Will Francis put the lie to Catalan/Spanish singer Joan Manuel Serrat’s 1986 populist anthem (lyrics by the late Uruguyan communist poet Mario Benedetti) El Sur También Existe, a song many Latin Americans know by heart?

“Here down under, under/ever-ready hunger/gathers the bitter fruit/of what’s decided by others/while time passes/and the parades pass/and other things are done/that the north does not forbid/With its tough and hardboiled hope/the south exists as well,”[4] goes one verse which can serve as a synecdoche.

Here down under (not Australia!) in 2013 in tiny rural villages and in the vast megalopolises there is rejoicing that a pope has been chosen who is of the New World, but more specifically their world, a world many of them perceive as being seen by their northern neighbors as producing public figures like soccer stars, glamour girls and bearded revolutionaries, not a world from which the Vicar of Christ could ever be chosen.
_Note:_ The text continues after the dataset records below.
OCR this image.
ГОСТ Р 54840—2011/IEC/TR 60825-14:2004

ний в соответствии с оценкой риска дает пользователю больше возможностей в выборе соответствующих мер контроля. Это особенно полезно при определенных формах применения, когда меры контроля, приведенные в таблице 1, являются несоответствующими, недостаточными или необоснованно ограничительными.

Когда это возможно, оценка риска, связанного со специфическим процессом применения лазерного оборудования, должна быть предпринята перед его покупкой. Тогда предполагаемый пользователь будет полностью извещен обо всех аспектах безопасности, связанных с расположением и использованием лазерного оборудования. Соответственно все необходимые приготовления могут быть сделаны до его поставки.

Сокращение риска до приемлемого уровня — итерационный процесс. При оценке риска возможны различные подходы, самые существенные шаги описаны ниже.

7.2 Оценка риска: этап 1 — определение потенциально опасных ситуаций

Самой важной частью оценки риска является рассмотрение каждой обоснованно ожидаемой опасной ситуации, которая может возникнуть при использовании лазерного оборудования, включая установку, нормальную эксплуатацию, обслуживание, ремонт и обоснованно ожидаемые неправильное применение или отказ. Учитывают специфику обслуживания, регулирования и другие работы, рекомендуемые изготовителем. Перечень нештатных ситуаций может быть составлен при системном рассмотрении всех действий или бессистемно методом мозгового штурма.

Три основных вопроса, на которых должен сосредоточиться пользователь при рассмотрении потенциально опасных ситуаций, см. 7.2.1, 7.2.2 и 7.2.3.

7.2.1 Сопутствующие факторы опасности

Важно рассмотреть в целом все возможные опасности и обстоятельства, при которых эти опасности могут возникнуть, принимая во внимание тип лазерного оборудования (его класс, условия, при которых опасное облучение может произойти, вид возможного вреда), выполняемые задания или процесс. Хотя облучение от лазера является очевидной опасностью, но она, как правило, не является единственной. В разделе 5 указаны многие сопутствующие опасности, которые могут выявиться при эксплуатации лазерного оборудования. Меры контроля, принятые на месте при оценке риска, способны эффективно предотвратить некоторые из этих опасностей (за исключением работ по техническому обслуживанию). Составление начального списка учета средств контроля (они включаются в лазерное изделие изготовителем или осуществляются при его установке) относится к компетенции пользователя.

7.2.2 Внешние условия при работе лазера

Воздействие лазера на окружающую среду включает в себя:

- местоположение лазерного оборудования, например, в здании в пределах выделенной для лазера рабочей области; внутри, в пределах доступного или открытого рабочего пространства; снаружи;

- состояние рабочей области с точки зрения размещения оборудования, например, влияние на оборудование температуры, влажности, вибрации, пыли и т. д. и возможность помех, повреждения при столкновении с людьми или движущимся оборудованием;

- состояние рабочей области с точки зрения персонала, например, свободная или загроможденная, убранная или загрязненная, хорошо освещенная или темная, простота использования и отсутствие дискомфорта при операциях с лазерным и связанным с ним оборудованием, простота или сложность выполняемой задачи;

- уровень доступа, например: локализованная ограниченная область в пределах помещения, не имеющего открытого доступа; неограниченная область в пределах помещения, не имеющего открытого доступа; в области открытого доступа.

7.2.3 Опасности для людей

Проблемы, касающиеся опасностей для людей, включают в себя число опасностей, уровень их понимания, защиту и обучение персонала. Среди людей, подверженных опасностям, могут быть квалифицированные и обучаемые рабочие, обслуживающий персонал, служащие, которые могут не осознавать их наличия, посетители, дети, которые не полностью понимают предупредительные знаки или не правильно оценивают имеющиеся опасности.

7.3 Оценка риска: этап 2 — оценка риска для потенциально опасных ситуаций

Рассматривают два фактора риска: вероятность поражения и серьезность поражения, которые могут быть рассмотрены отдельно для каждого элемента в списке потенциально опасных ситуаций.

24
They hope for a pope who will fulfill the promise of the final verse of Serrat’s embittered anthem: “That the whole world know/The South Exists as Well.”


[2] Ratzinger, Joseph Cardinal (2007). "Liberation Theology: Preliminary Notes", in The Ratzinger Report,  Reprinted in: J.F. Thornton and S.B. Varenne, eds., The Essential Pope Benedict XVI. Online version: Harper Collins, 2007.

[3] Sullivan, Maureen, 101 Questions and Answers on Vatican II, Paulist Press, NY, 2002, p. 17.

[4] My translation of the original Spanish: “pero aquí abajo, abajo/ el hambre disponible/ recurre al fruto amargo/ de lo que otros deciden/ mientras el tiempo pasa/ y pasan los desfiles/ y se hacen otras cosas/ que el norte no prohíbe/ con su esperanza dura/ el sur también existe”.